Imagine a spot on the inside of your right ankle, directly antipodal to the bone on the outside of the ankle that juts out into a nice little ankle atoll. If you’re wearing women’s athletic socks, this spot is probably just covered by the elastic at the top of the sock. It’s bony, but just millimeters away is a softer, tendon-rich spot.
Well, on me this spot has a metal skewer sticking out of it. At all times. It hurts when I walk. It hurts when I don’t walk. (Doctor, doctor, my ankle hurts when I pee! What kind of reaction do you think I get when I say those words out loud? Now do you understand why I sometimes use bad words when I talk about doctors?)
There’s a spot just below my left knee. Not in back on the calf or in front on the shin, but halfway between. If my knee were a clock and the patella was the number 12, this spot is at about 1:45. Touch me here and I will kill you.
My left quad is an interesting beast. Touch that muscle and I’ll scream (as the last doctor I went to learned, shortly before he went out to the receptionists’ desk to recruit an objective female witness to supervise the remainder of the exam). But just to prove that the universe really is a bastard sometimes, keep in mind that I sustained several injuries to the right side of my brain, which controls the left side of my body. One of the many consequences of these injuries is that I bump into things with the left side of my body a lot – and many of the things I bump into hit me at about quad height. And the thing about fibromyalgia pain is that it sticks. Bump into the arm of the futon when I’m leaving the house at 7:30 in the morning, and I’m still feeling that sucker at my after-school faculty meeting.
One of the reasons I was never much good at yoga was the fact that I couldn’t stop giggling whenever they said “sit-bones.” It’s just such a stupid word – but this stupid word happens to be pretty useful in describing yet another one of my body’s mother lodes of pain. Imagine putting your hands on your shoulder blades and then sliding them down to the space between your kidneys and the tops of your buttocks (not that I would ever slide my hands in this fashion – I would never stop screaming if I did. But you get the picture). In fact, this pain is the only thing that is making my twice-daily routine of leglifts during the past week unpleasant. Apparently I retain enough muscle strength in my abs and back to do the exercise fairly easily. But lying on my back on the floor with twenty thousand cubic tons (or thereabouts) of pressure focused on that spot that isn’t really either bony or fleshy but is just really, really painful makes me long for a nice bed of nails so that at least the torture would draw some blood and then maybe a doctor would take me seriously.
Yesterday I wrote that one of my goals in this entry was to understand my pain more after I finished writing than I did before. Well, something of this sort just happened. All bodies are made up of a variety of substances and structures: bones, muscles, organs, tendons, blood vessels, ligaments, etc. Well, in my body it feels as if PAIN has been added to this list of tissue types – as if it exists as its own separate category. My body has bony parts, muscular parts, and pain parts. And just as body fat and muscle mass can be measured in percentages, my pain percentage has doubled, tripled, quadrupled since I first began suspecting that something might be wrong.
I am aware of the presence of my spinal cord. Most of the time this area isn’t a major source of pain. But you aren’t supposed to go through life feeling constantly aware that you have this sinuous, gently undulating thing slithering through your back, rubbing up against your tissues, your organs, your blood vessels, and whatever the hell else it wants to rub up against. My spinal cord is unaware that its contract called for it to be a silent partner.

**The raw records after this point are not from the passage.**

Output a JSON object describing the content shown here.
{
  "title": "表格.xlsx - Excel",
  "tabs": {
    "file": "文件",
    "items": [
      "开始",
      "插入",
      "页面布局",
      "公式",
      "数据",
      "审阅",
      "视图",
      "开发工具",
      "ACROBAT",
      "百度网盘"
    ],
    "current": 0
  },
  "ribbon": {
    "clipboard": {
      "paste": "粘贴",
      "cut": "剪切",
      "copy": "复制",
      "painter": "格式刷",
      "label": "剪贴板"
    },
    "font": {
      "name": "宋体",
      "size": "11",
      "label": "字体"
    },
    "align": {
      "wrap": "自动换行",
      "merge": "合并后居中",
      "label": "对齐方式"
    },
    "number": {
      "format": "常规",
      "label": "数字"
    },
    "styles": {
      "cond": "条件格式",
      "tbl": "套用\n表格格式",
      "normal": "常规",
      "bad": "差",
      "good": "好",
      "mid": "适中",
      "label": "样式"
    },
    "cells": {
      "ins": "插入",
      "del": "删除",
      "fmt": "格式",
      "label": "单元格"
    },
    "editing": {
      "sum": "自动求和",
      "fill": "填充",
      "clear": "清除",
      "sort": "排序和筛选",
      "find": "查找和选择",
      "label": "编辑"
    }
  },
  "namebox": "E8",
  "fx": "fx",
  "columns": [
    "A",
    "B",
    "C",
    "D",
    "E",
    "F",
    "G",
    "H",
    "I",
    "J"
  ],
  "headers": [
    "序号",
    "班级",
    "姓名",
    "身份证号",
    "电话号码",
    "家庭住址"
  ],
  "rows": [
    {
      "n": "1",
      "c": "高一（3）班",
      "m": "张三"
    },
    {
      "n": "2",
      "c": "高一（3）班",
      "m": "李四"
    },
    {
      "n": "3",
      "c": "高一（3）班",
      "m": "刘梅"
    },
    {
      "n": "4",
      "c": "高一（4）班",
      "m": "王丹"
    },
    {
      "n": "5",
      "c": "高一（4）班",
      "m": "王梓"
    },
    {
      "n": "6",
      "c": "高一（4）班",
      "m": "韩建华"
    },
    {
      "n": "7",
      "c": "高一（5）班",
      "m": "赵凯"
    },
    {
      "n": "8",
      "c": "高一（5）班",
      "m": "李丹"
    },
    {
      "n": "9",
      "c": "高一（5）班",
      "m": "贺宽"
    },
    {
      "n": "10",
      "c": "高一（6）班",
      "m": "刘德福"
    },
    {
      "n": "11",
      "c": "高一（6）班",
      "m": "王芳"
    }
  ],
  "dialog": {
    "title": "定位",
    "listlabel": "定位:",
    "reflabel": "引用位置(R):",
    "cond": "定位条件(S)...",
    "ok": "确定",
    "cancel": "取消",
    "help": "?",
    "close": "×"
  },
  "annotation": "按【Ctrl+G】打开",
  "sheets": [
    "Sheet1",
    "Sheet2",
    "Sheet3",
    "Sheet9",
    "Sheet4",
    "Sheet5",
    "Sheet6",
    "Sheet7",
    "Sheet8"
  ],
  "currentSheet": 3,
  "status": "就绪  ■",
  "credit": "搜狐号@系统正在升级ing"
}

The rib cage, both sides. Our ribs exist to protect the delicate organs of the chest: the heart, the lungs. So who is left to protect the ribs? Nobody but a bunch of high-priced pharmaceuticals who only work when they feel like it. (Seriously, someone needs to break up that union. Where’s the governor of Wisconsin when you need him?). In my martial arts training, my teacher used to have us practice the spinning hook kick while we were standing in a doorway in order to train us to execute this maneuver in narrow spaces. I may be out of shape, but if you touch me along the rib cage, even with just a little bit of pressure from the pad of your thumb, I might find that I have one more of these close-range hook kicks left in me.
(Occasionally people ask me why I don’t date and why I don’t seem particularly anxious to find a husband here at the sensitive age of thirty-six. You’re figuring it out now, right?)
My chest, shoulders, and upper back ache at their transition points – at the places where muscle meets bone. Sometimes there is something almost pleasurable about this pain – as if I could close my eyes and almost feel that the pain comes from something good, like a hundred push-ups or a long, hard swim. I would say that this pain is my favorite pain. I think I’ll name it “Fluffy.”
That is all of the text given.